House at Saratoga Spa State Park being leased by Private Waldorf School of Saratoga Springs




We assume the private Waldorf School is paying for the renovations to 45 Kadeross Ave. part of Saratoga Spa State Park(road behind pj's bar-b-q). They have leased the property for a year round "forest kindergarten" for their students.

The public is very upset that several cutbacks to Saratoga Spa State Park are affecting both public pools this summer.
Fiscal difficulties will close the Peerless Pool on Tuesdays in 2009 and close both the Victoria and Peerless Pools one hour early. Rumor also has it that the Victoria Pool fee is being raised to $8. It is already the most expensive State pool admission at $6.

Tuesday, May 05, 2009

Forest kindergarten hosted by Saratoga spa State Park

Forest kindergartenMay 4, 2009 at 11:47 am by Dennis Yusko, Staff writer
Up to 40 area kindergarten students will attend class outdoors all year long under a new agreement between the Waldorf School of Saratoga Springs and the Saratoga Spa State Park.

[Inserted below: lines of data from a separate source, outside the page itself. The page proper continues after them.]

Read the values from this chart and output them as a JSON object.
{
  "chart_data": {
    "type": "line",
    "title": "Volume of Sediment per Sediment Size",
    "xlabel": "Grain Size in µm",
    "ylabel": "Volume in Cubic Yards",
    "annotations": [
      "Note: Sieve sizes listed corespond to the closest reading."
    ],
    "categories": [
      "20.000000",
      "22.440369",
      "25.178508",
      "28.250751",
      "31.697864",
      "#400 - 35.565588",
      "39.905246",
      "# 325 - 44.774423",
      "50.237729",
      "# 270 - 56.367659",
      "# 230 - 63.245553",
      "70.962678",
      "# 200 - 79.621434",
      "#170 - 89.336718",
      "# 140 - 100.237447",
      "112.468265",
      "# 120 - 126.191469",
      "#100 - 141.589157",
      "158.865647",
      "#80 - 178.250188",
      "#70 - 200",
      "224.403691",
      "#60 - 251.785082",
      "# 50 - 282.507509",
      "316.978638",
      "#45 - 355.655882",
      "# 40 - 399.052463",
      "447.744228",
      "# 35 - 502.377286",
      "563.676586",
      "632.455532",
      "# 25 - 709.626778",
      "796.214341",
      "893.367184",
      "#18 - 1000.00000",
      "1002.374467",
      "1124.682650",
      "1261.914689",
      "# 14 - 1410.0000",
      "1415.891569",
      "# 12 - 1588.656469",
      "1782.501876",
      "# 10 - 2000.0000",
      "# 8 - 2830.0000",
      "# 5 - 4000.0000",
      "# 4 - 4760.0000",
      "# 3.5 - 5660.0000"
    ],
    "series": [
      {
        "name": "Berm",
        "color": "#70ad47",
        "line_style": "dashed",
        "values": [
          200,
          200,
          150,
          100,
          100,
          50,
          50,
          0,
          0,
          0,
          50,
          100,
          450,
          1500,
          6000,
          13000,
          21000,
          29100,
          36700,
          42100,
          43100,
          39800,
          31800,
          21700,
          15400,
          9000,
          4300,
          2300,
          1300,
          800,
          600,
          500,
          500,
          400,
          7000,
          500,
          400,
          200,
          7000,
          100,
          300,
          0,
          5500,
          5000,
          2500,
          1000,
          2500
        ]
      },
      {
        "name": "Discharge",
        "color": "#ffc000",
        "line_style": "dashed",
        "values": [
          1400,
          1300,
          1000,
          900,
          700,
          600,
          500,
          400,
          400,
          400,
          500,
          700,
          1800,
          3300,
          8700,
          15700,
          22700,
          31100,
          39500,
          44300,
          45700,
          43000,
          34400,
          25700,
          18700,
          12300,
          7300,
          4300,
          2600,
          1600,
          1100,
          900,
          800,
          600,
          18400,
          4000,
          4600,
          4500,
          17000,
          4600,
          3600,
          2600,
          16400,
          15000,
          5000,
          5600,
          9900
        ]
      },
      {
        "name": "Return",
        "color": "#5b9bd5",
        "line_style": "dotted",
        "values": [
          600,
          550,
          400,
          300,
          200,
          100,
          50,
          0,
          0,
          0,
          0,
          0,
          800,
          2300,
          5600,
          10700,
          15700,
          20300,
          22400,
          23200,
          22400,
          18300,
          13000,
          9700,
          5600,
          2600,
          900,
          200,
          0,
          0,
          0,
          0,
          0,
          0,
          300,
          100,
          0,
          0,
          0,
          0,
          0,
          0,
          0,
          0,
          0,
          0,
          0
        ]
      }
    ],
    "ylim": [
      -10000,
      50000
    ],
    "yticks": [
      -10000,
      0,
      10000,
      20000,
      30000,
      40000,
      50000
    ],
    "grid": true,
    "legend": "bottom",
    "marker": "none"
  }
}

The school’s new “Forest Kindergarten” program will launch in September on state park land off Kaydeross Avenue. The school and park are doing minor renovations to a farmhouse at the site and will build a garden on a half-acre of mowed land. Students will use the 300 acres of State Park forest land as their classroom.

“They will spend the vast majority of their days outdoors, even in the winter,” Gina Michelin, the school’s development director said. The students would be brought in the farmhouse’s two traditional classrooms on prohibitively cold or wet days, she said.

The program is unique to the U.S., though countries like Denmark have tried nature-based approaches to education since the 1950s, said Michelin, whose 4-year-old son Sam is one of 20 children already enrolled in the program. The program can accept up to 40 students, she said.

The outdoor classroom aims to battle “nature deficit disorder,” or a lack of free, outdoor play in the lives of today’s children and how it is negatively impacting their physical, emotional and intellectual health, the school says.